最近、私よりちょうど20歳若い記者さん(柴田秀並さん)が「生命保険の不都合な真実」という新書を出しました。
2018年から保険業界を担当するようになり(今は金融庁担当とのこと)、取材活動を進めるなかで、生命保険業界が本当に顧客のためになっているのかという疑問を感じたことが、柴田さんが本書を執筆する動機になったようです。
確かに昨年から今年にかけての生命保険業界の話題といえば、外貨建て保険の問題や節税保険をめぐる騒動、乗合代理店へのインセンティブ、そして、かんぽ生命(郵便局)の不正販売と、顧客本位とはかけ離れたことばかりでした。
柴田さんはこう書いています。
「保険の議論をするのは非常にハードルが高い。率直に言って、難しいからだ。一介の新聞記者に対して、業界に精通した人からは『キミが不勉強なだけでみんな知っているよ』とか、『そんなこといまさら書いてどうするの?』といった反応が取材の過程でしばしば返ってきた」
そういう対応もありそうだなあと気の毒に思いつつ、あえて言えば、大手新聞社の記者さんの担当期間が短かすぎるのですね。新聞社のローテーション人事について柴田さんに文句をいっても仕方がないのですが、経済誌のようにある程度じっくり取材活動ができれば、少なくとも決算報道で保険料収入と基礎利益の説明をしておしまいということはなくなるのではないでしょうか。
これから経済価値ベースの規制が入ろうというときに、大手メディアの役割は決して小さくないと思いますので、機会を見つけてインプットを続けていくしかないのかもしれません。

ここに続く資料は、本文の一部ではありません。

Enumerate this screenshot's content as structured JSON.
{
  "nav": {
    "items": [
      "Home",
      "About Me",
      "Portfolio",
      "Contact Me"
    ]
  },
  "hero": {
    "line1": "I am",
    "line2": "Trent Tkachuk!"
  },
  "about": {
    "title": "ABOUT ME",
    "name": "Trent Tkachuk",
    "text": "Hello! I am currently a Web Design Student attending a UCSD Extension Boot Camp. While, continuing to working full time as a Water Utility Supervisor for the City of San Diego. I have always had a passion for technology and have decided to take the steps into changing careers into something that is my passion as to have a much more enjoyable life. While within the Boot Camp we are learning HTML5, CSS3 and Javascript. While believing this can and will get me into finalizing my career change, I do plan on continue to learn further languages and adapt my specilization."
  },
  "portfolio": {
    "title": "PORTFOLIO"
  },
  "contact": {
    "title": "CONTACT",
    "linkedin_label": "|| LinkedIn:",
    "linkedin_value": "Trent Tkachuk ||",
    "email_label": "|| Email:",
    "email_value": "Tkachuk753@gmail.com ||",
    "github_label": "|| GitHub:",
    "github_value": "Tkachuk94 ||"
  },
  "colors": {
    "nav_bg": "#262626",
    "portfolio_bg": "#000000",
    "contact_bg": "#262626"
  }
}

とはいえ、本書は現場でのしっかりした取材をもとに近年の問題を掘り下げているので、生保業界に関心のあるかたには大変参考になると思います
(もし続編があれば、営業職員チャネルについても深掘りしていただきたいです!)。
ちなみに第1章に次のような記述があります。
「ある大手生保の財務企画(資産運用部門の企画部門)にかかわる幹部は、『基礎利益は、会社の成績を見るうえで、いまや弊害のほうが大きいかもしれない』と認めた。だが、それでも業界は表向き、基礎利益の多寡を誇る。『マイナス金利時代には、会社の順位をはかるのは基礎利益ですよ』ある生保企業の広報担当者にこう説得されたことがある。(中略)いま思うと、その人は『確信犯』だったのかもしれない」
確信犯だったらまだいいのですが、本気でそう考えていたら困ってしまいます。